Volker Rosin brachte die Aula des Gymnasiums zum Kochen

Herzliche Begrüßung zweier alter Freunde: Volker Rosin und Büchereileiterin Heidrun Schümer, die die Veranstaltung seit vielen Jahren organisiert. (Foto: Hans Hermann Schröder)
 
Mitmachen ist gewollt und auch der Kontakt zum jungen Publikum. Volker Rosin strahlt die Liebe zu seinem Publikum aus. (Foto: Hans Hermann Schröder)

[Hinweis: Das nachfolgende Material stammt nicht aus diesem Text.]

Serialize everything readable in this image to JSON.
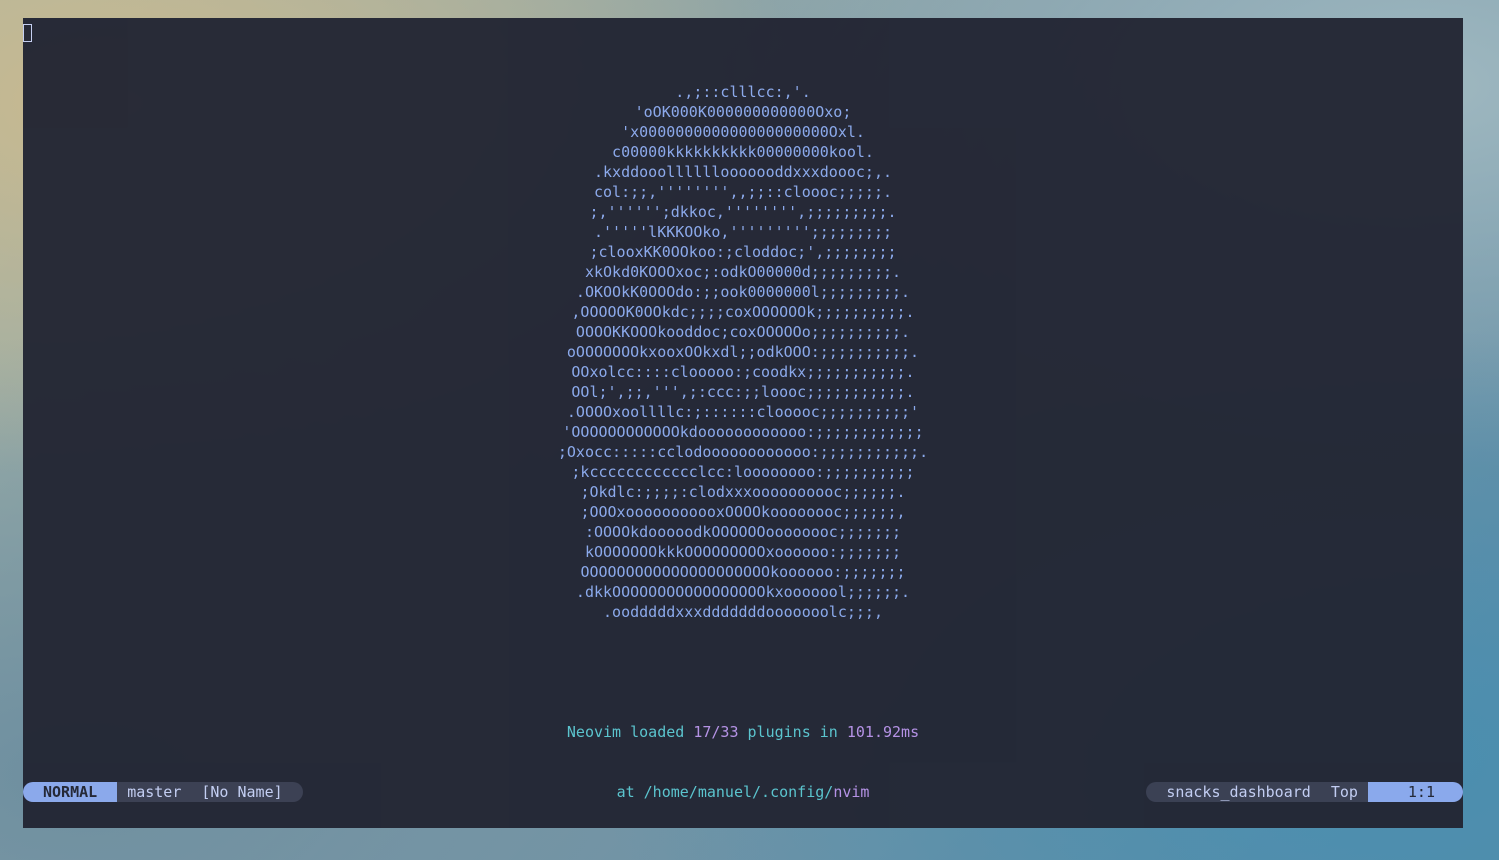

Zweimal „ausverkauftes Haus“ am Montagnachmittag

GROSSBURGWEDEL (hhs). Wenn der König der Kinderdisco, wie Volker Rosin sich selbst vollkommen zu Recht nennt, auf Tournee durchs Land zieht, dann ist eine Station in der Aula in Großburgwedel Pflicht. Das ist seit vielen Jahren so: Heidrun Schümer, die Leiterin der Bücherei in Wettmar, und ihre Kolleginnen organisieren den Event. „Wir haben uns auch schon einmal etwas anderes überlegt, immer wieder Volker Rosin, dachten wir, würde auch langweilig werden für die Kinder“, sagte die Büchereileiterin vor einigen Jahren. Sie haben nichts geändert, und das ist gut so, denn auch in zehn Jahren wird Volker Rosin problemlos die Großburgwedeler Aula füllen, und das wie immer gleich zweimal am Konzerttag.

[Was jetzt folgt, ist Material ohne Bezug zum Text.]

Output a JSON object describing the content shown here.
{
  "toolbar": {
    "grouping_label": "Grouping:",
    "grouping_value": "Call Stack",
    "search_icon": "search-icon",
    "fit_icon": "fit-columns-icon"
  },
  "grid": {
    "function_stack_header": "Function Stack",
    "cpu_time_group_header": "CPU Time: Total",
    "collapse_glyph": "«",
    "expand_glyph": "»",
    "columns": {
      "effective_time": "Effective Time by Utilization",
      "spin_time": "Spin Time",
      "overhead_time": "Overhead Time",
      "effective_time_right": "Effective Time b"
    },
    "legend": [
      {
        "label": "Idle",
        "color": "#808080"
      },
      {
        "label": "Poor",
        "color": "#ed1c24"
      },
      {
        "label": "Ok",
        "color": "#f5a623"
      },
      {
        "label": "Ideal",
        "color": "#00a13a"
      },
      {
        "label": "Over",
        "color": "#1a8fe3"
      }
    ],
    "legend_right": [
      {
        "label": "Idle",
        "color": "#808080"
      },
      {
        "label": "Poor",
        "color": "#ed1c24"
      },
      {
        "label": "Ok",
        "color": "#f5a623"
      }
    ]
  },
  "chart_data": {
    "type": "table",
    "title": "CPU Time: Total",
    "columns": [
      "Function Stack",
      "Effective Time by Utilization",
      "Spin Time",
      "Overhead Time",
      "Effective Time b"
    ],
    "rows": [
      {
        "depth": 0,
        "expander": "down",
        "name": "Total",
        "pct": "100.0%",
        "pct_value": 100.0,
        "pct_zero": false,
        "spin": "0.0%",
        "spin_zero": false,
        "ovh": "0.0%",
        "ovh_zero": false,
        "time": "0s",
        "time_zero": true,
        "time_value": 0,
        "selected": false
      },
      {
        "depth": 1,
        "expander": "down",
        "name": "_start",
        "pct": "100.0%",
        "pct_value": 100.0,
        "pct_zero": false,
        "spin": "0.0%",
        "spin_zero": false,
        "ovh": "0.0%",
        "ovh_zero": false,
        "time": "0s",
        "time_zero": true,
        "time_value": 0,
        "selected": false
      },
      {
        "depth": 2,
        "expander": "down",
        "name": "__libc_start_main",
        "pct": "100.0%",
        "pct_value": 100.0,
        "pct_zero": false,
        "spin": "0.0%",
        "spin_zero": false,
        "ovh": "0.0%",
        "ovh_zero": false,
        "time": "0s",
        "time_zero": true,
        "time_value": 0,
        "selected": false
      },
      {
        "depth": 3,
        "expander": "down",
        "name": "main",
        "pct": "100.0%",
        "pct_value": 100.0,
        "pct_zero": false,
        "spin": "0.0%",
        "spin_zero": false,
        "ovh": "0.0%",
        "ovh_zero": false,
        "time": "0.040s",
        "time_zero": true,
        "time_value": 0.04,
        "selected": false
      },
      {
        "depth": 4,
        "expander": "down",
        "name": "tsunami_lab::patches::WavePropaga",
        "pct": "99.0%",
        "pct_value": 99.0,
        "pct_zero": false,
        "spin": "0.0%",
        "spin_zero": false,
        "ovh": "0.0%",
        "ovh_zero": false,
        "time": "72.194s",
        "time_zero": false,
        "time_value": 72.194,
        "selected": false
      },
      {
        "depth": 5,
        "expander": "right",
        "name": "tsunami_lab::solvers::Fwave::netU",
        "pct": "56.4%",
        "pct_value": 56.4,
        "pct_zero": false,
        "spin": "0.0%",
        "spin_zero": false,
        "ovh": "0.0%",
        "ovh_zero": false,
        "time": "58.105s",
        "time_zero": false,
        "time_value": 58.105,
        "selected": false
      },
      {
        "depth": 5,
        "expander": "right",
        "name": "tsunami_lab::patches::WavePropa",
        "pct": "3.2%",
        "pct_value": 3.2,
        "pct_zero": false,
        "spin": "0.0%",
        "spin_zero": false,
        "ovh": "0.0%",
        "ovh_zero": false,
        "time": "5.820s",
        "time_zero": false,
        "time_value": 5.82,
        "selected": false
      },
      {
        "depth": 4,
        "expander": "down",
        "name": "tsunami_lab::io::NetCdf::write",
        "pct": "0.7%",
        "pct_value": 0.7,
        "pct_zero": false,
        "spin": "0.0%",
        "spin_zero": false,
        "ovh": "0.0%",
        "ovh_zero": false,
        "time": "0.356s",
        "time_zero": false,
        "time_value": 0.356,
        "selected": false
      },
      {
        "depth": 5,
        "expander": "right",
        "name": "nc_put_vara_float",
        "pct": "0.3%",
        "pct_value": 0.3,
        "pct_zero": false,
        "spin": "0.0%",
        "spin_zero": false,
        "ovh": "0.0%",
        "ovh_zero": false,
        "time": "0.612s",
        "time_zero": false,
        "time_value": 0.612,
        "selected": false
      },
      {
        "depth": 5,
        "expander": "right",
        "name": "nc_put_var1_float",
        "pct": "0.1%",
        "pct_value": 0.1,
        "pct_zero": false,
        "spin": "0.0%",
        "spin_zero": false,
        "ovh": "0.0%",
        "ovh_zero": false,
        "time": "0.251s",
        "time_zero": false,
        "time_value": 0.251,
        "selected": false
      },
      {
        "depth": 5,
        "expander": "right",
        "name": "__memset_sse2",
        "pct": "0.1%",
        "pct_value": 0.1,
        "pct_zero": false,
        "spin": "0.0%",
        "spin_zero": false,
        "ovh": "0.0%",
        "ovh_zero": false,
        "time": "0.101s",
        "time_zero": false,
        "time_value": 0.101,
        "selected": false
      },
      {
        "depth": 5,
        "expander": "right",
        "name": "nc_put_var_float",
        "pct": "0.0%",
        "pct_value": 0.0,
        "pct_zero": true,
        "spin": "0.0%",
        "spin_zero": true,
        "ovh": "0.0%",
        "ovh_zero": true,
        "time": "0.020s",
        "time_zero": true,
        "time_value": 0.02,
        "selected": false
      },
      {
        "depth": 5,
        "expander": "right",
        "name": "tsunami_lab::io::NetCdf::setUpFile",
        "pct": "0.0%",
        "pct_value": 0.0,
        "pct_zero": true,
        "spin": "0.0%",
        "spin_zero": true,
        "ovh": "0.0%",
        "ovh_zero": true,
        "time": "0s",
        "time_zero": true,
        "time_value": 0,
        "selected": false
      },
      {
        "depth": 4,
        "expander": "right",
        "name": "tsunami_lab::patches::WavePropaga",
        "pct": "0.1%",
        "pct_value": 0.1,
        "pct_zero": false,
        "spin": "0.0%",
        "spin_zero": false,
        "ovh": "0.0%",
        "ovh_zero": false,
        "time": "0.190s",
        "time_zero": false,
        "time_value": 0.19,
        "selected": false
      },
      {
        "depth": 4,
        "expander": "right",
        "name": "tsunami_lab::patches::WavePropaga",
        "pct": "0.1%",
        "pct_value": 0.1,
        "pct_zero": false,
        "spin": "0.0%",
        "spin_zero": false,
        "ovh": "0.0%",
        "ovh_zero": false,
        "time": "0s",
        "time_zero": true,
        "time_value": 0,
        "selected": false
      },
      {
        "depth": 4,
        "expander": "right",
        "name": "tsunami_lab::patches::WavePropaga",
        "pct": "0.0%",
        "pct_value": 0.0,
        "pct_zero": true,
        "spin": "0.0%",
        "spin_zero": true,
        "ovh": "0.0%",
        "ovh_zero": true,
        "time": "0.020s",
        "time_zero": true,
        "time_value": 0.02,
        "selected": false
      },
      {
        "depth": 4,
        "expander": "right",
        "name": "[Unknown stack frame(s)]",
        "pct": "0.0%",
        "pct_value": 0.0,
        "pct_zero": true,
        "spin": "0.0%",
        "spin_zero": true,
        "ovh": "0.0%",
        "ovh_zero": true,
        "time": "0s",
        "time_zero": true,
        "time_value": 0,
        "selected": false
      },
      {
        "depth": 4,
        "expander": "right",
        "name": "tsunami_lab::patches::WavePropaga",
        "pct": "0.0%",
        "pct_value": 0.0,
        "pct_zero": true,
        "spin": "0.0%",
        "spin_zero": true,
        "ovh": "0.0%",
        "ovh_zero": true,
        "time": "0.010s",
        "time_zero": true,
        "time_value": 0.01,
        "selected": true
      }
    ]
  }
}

Seine Fans sind die Kinder von Kindergarten- bis ins Grundschulalter, und wie man am Montag erleben konnte, auch deren Eltern. Von den zweimal gut 500 Gästen kamen jeweils knapp 200 aus der Elterngeneration, und die machten genau so begeistert mit, wie ihr Nachwuchs es ihnen vormachte. Volker Rosin, der Entertainer für die junge Generation, brauchte ebenso wenig ein „warm up“ wie die Kinder. Eine kurze Begrüßung mit einem bekannten Lied mit dem einfachen Titel „Hallo“. Das ist ein Stück seiner ersten Musikkassette Anfang der Achtziger. Das steht immer am Konzertbeginn.
Dann die Aufforderung an sein Publikum, zu klatschen, dann zu schunkeln und sich mit den Armen über dem Kopf zu bewegen. Da standen die Kinder schon, sie machten mit, was das Zeug hielt. Dann folgte die Probe, wer lauter „Hallo“ rufen kann, Jungen, Mädchen oder Eltern. Da konnten die Eltern noch eine Menge lernen, die Jungen waren gut, die Mädchen beeindruckend.

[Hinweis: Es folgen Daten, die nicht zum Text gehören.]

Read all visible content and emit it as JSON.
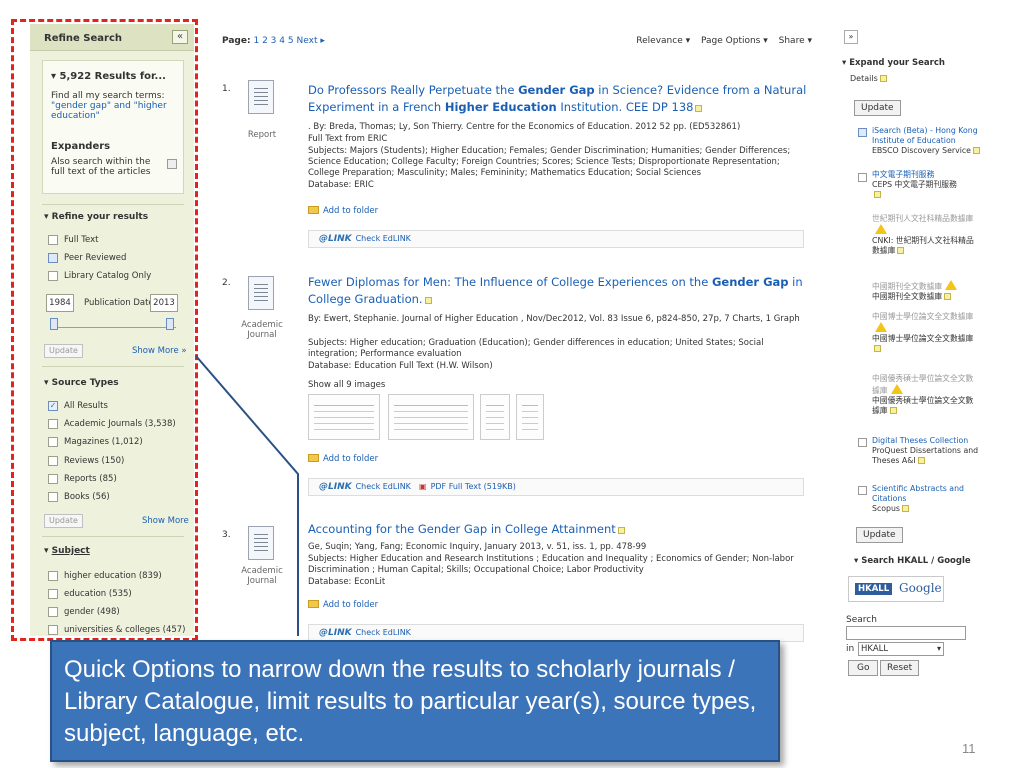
{
  "sidebar": {
    "title": "Refine Search",
    "collapse_label": "«",
    "results_heading": "5,922 Results for...",
    "find_all": "Find all my search terms:",
    "search_terms": "\"gender gap\" and \"higher education\"",
    "expanders_heading": "Expanders",
    "expanders_text": "Also search within the full text of the articles",
    "refine_heading": "Refine your results",
    "limiters": [
      {
        "label": "Full Text",
        "checked": false
      },
      {
        "label": "Peer Reviewed",
        "checked": false
      },
      {
        "label": "Library Catalog Only",
        "checked": false
      }
    ],
    "date_from": "1984",
    "date_label": "Publication Date",
    "date_to": "2013",
    "update_label": "Update",
    "show_more_label": "Show More »",
    "source_types_heading": "Source Types",
    "source_types": [
      {
        "label": "All Results",
        "checked": true
      },
      {
        "label": "Academic Journals (3,538)",
        "checked": false
      },
      {
        "label": "Magazines (1,012)",
        "checked": false
      },
      {
        "label": "Reviews (150)",
        "checked": false
      },
      {
        "label": "Reports (85)",
        "checked": false
      },
      {
        "label": "Books (56)",
        "checked": false
      }
    ],
    "update2_label": "Update",
    "show_more2_label": "Show More",
    "subject_heading": "Subject",
    "subjects": [
      {
        "label": "higher education (839)"
      },
      {
        "label": "education (535)"
      },
      {
        "label": "gender (498)"
      },
      {
        "label": "universities & colleges (457)"
      }
    ]
  },
  "main": {
    "page_label": "Page:",
    "pages": [
      "1",
      "2",
      "3",
      "4",
      "5"
    ],
    "next_label": "Next ▸",
    "relevance": "Relevance ▾",
    "page_options": "Page Options ▾",
    "share": "Share ▾",
    "records": [
      {
        "num": "1.",
        "type": "Report",
        "title_parts": [
          "Do Professors Really Perpetuate the ",
          "Gender Gap",
          " in Science? Evidence from a Natural Experiment in a French ",
          "Higher Education",
          " Institution. CEE DP 138"
        ],
        "byline": ". By: Breda, Thomas; Ly, Son Thierry. Centre for the Economics of Education. 2012 52 pp. (ED532861)",
        "fulltext": "Full Text from ERIC",
        "subjects": "Subjects: Majors (Students); Higher Education; Females; Gender Discrimination; Humanities; Gender Differences; Science Education; College Faculty; Foreign Countries; Scores; Science Tests; Disproportionate Representation; College Preparation; Masculinity; Males; Femininity; Mathematics Education; Social Sciences",
        "database": "Database: ERIC",
        "add_folder": "Add to folder",
        "edlink": "Check EdLINK"
      },
      {
        "num": "2.",
        "type": "Academic Journal",
        "title_parts": [
          "Fewer Diplomas for Men: The Influence of College Experiences on the ",
          "Gender Gap",
          " in College Graduation."
        ],
        "byline": "By: Ewert, Stephanie. Journal of Higher Education , Nov/Dec2012, Vol. 83 Issue 6, p824-850, 27p, 7 Charts, 1 Graph",
        "subjects": "Subjects: Higher education; Graduation (Education); Gender differences in education; United States; Social integration; Performance evaluation",
        "database": "Database: Education Full Text (H.W. Wilson)",
        "show_images": "Show all 9 images",
        "add_folder": "Add to folder",
        "edlink": "Check EdLINK",
        "pdf": "PDF Full Text (519KB)"
      },
      {
        "num": "3.",
        "type": "Academic Journal",
        "title_parts": [
          "Accounting for the Gender Gap in College Attainment"
        ],
        "byline": "Ge, Suqin; Yang, Fang; Economic Inquiry, January 2013, v. 51, iss. 1, pp. 478-99",
        "subjects": "Subjects: Higher Education and Research Institutions ; Education and Inequality ; Economics of Gender; Non-labor Discrimination ; Human Capital; Skills; Occupational Choice; Labor Productivity",
        "database": "Database: EconLit",
        "add_folder": "Add to folder",
        "edlink": "Check EdLINK"
      }
    ]
  },
  "rightbar": {
    "expand_label": "»",
    "expand_heading": "Expand your Search",
    "details": "Details",
    "update_label": "Update",
    "items": [
      {
        "name": "iSearch (Beta) - Hong Kong Institute of Education",
        "sub": "EBSCO Discovery Service",
        "checked": true
      },
      {
        "name": "中文電子期刊服務",
        "sub": "CEPS 中文電子期刊服務",
        "checked": false
      },
      {
        "grey": "世紀期刊人文社科精品數據庫",
        "sub": "CNKI: 世紀期刊人文社科精品數據庫"
      },
      {
        "grey": "中國期刊全文數據庫",
        "sub": "中國期刊全文數據庫"
      },
      {
        "grey": "中國博士學位論文全文數據庫",
        "sub": "中國博士學位論文全文數據庫"
      },
      {
        "grey": "中國優秀碩士學位論文全文數據庫",
        "sub": "中國優秀碩士學位論文全文數據庫"
      },
      {
        "name": "Digital Theses Collection",
        "sub": "ProQuest Dissertations and Theses A&I",
        "checked": false
      },
      {
        "name": "Scientific Abstracts and Citations",
        "sub": "Scopus",
        "checked": false
      }
    ],
    "update2_label": "Update",
    "search_heading": "Search HKALL / Google",
    "hkall": "HKALL",
    "google": "Google",
    "search_label": "Search",
    "in_label": "in",
    "in_value": "HKALL",
    "go_label": "Go",
    "reset_label": "Reset"
  },
  "callout": {
    "text": "Quick Options to narrow down the results to scholarly journals / Library Catalogue, limit results to particular year(s), source types, subject, language, etc."
  },
  "slide_number": "11"
}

Rosin „entertaint“ perfekt, seine Musik ist nicht altbacken sondern modern, erinnert an Swing, Disko, Rock und Pop, die Texte sind gescheit, mal erzählen sie Geschichten zum Zuhören, dann wird es wieder interaktiv, die Kinder können „mitmachen“ oder vor der Bühne tanzen, irgendwie entsteht der Eindruck, dass sich die jungen Besucherinnen und Besucher wohl so fühlen, wie die ältere Generation damals, als die Rolling Stones, Tina Turner oder Phil Collins in Hannover gastierten.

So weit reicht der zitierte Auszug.